Clustered Columnstore Tables are the New Default in Azure SQL Data Warehouse

Clustered columnstore indexes are one of the most efficient ways you can store your data in Azure SQL Data Warehouse.

Clustered columnstore indexes are the most efficient way you can store your data in Azure SQL Data Warehouse. Storing your data in tables which have a clustered columnstore index are the fastest way to query your data and will give you the greatest data compression, lowering your storage cost. To ensure your data is using this latest technology, clustered columnstore index is now the new table default in Azure SQL Data Warehouse.

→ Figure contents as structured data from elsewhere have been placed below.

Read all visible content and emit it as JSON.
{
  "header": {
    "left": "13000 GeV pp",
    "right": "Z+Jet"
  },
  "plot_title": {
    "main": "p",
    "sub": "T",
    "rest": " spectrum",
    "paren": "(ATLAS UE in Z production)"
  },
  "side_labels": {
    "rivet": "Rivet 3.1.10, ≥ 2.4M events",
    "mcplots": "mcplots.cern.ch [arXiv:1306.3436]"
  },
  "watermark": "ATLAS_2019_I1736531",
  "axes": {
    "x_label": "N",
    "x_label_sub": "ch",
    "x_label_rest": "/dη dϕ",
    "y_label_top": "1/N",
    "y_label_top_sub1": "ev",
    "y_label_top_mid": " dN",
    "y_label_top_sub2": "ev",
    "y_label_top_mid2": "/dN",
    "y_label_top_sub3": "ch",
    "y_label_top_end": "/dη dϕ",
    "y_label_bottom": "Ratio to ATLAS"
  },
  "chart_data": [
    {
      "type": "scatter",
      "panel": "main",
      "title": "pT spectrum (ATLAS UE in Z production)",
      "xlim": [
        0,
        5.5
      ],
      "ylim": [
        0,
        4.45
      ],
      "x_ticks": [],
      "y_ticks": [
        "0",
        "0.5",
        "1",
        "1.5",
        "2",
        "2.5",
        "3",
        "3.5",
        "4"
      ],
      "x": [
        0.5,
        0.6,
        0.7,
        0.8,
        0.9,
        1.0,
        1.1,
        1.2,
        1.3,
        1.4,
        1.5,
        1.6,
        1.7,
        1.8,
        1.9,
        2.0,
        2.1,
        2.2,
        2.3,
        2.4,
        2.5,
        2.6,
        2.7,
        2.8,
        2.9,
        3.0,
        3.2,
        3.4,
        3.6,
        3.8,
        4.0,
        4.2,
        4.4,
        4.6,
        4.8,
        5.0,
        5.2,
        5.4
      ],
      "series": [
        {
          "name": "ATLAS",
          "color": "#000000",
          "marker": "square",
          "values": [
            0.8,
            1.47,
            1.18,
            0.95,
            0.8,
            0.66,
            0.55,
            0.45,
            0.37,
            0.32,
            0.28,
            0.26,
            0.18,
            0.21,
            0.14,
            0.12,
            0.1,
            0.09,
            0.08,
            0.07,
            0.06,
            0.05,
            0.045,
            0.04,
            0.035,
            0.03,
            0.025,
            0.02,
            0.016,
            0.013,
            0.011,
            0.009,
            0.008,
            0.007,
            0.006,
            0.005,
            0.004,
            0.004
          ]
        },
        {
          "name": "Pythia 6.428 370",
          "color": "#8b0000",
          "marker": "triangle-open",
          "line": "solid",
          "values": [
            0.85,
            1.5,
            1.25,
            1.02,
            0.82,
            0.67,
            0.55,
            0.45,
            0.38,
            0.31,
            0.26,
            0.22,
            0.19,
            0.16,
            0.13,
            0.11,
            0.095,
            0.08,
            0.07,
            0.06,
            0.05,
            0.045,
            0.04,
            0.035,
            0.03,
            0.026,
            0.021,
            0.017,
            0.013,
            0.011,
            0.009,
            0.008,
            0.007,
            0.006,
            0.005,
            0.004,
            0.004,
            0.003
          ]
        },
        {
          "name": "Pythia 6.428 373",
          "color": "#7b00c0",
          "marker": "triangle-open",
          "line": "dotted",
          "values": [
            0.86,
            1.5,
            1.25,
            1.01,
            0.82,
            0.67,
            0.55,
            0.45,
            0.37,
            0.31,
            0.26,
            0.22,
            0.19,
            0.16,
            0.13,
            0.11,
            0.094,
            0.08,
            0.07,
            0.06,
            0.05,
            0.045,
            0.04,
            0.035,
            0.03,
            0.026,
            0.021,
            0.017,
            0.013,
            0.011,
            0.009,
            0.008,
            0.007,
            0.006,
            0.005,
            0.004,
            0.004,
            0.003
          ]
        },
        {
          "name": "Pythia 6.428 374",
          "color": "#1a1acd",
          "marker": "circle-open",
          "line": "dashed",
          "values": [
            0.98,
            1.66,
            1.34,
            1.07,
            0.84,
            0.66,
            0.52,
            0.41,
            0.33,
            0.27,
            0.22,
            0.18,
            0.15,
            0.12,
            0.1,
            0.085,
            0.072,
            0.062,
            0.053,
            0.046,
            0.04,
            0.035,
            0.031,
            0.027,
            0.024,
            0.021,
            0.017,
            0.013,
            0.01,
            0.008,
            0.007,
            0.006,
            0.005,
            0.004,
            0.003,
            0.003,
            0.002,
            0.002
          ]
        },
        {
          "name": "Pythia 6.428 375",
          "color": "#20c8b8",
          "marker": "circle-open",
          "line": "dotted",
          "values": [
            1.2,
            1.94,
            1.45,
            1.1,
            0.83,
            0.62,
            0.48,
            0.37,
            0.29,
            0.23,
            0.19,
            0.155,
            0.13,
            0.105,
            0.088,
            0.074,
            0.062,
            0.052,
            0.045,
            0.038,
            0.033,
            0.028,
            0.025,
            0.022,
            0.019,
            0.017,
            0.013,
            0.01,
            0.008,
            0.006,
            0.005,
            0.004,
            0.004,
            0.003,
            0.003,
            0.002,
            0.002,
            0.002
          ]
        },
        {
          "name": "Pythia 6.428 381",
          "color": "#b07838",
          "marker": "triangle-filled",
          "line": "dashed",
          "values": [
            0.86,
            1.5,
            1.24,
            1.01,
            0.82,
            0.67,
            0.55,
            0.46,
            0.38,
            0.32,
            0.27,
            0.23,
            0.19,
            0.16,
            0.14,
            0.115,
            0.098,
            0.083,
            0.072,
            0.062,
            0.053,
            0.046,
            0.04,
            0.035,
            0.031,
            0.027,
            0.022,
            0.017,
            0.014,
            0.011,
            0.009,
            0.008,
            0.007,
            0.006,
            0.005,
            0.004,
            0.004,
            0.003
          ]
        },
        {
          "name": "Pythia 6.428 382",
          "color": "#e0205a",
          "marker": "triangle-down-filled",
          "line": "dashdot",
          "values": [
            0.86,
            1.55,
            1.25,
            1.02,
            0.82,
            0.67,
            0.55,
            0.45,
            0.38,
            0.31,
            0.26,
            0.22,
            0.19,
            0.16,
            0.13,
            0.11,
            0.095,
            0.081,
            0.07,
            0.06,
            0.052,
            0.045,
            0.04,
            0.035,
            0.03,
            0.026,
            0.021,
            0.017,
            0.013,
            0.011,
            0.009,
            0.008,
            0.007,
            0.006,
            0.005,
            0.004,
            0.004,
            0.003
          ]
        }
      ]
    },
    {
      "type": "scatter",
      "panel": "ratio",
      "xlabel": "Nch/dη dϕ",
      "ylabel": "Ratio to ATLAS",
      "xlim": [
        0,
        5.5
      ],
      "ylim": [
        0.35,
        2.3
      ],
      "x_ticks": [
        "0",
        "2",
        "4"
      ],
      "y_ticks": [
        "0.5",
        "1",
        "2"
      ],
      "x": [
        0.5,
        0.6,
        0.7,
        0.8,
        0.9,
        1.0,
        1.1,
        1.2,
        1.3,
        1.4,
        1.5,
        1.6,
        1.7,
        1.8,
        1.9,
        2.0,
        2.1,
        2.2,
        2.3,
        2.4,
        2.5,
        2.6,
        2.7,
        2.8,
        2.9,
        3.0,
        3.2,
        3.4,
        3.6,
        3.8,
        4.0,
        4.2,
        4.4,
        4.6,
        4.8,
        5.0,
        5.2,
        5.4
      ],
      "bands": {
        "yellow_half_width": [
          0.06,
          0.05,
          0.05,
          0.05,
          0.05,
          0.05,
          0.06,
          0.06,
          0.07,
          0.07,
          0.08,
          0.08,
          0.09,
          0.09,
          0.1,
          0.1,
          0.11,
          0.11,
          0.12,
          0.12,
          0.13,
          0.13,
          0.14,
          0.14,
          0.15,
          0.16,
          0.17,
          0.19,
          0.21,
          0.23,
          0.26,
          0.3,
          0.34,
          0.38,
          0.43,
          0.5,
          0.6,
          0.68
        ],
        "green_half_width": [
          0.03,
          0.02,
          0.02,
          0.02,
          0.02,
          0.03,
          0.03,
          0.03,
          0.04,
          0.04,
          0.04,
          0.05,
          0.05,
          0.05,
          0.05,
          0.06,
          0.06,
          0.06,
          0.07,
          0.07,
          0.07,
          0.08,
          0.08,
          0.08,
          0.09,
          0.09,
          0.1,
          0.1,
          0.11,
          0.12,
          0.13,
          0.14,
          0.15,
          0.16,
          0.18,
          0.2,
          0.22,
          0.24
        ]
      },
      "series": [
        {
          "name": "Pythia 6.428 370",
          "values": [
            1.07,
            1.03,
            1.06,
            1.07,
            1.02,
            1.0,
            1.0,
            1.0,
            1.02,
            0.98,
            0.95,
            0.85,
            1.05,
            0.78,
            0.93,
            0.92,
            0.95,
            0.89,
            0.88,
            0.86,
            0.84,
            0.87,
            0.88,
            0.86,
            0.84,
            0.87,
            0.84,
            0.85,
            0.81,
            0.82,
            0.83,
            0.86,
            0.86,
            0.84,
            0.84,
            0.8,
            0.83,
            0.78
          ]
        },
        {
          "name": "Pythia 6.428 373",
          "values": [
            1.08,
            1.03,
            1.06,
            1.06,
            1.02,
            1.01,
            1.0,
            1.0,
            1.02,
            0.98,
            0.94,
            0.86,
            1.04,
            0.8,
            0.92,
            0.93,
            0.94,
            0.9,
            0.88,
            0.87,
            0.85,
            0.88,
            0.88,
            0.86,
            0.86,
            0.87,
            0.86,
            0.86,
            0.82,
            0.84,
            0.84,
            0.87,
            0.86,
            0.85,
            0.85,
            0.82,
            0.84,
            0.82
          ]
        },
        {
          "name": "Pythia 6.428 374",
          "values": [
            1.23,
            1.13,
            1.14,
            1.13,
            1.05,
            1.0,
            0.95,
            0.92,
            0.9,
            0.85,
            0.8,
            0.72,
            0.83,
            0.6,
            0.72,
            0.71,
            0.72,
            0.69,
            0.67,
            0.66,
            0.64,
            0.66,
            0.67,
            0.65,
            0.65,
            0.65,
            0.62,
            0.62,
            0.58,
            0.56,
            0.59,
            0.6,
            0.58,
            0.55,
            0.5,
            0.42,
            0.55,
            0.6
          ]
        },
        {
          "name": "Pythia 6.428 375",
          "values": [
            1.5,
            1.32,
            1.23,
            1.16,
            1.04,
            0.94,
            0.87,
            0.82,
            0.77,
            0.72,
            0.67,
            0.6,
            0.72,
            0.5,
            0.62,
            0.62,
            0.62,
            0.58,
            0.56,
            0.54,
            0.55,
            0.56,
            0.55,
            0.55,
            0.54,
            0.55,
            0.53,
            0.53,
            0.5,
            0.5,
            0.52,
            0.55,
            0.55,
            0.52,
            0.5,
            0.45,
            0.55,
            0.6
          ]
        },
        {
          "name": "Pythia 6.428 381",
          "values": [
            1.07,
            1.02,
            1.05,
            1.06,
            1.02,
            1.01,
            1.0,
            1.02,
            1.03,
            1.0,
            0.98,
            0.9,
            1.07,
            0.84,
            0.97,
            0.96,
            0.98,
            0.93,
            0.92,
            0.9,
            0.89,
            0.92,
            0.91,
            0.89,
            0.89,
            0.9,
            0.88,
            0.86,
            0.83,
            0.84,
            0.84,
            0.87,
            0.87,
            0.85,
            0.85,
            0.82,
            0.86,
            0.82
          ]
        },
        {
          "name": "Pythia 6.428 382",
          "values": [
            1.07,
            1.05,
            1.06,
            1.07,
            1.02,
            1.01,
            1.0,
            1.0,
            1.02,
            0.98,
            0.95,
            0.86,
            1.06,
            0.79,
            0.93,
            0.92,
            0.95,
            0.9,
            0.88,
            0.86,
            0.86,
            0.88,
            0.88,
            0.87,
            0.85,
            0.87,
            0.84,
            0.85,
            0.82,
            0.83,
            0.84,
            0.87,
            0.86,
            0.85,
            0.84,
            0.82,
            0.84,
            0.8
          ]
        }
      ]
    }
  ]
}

With this change comes some changes to CREATE TABLE and CREATE TABLE AS SELECT syntax. The below example will now create a clustered columnstore table.

CREATE TABLE myClusteredColumnstoreTable 
  (
    id int NOT NULL,
    lastName varchar(20),
    zipCode varchar(6)
  )
WITH
  ( 
    DISTRIBUTION = HASH (id)
  );

If you wish to create your table as the previous default, HEAP, you simply need to add this option to your WITH clause. For example, the below DDL will create a HEAP table.

CREATE TABLE myHeapTable 
  (
    id int NOT NULL,
    lastName varchar(20),
    zipCode varchar(6)
  )
WITH
  ( 
    DISTRIBUTION = HASH (id), 
    HEAP
  );

If you wish to see what types of tables you have in your database, you can run the following query

SELECT
    a.name as schema_name, 
    b.name as table_name,
    c.type_desc as table_type,
    c.name as index_name
FROM
    sys.schemas a
    INNER JOIN sys.tables b
        ON a.schema_id = b.schema_id
    INNER JOIN sys.indexes c
        ON b.object_id = c.object_id
ORDER BY
    1, 2;

To convert a table from heap to clustered columnstore, you can use CREATE CLUSTERED COLUMNSTORE INDEX.

CREATE CLUSTERED COLUMNSTORE INDEX cciIndex ON myHeapTable;

To convert a table from clustered columnstore to heap, you can use DROP INDEX.

DROP INDEX cciIndex ON myHeapTable;

There are two subtle impacts of this change which may impact you.

  1. If you create staging tables for loads, where the main purpose is to load data into your database quickly and then move that data to a permanent table, you may find that heap tables perform better in that scenario.
  2. If you have automation which currently leverages a secondary index on a heap table, you will want to add the HEAP keyword to your DDL as secondary indexes are not yet supported on clustered columnstore tables.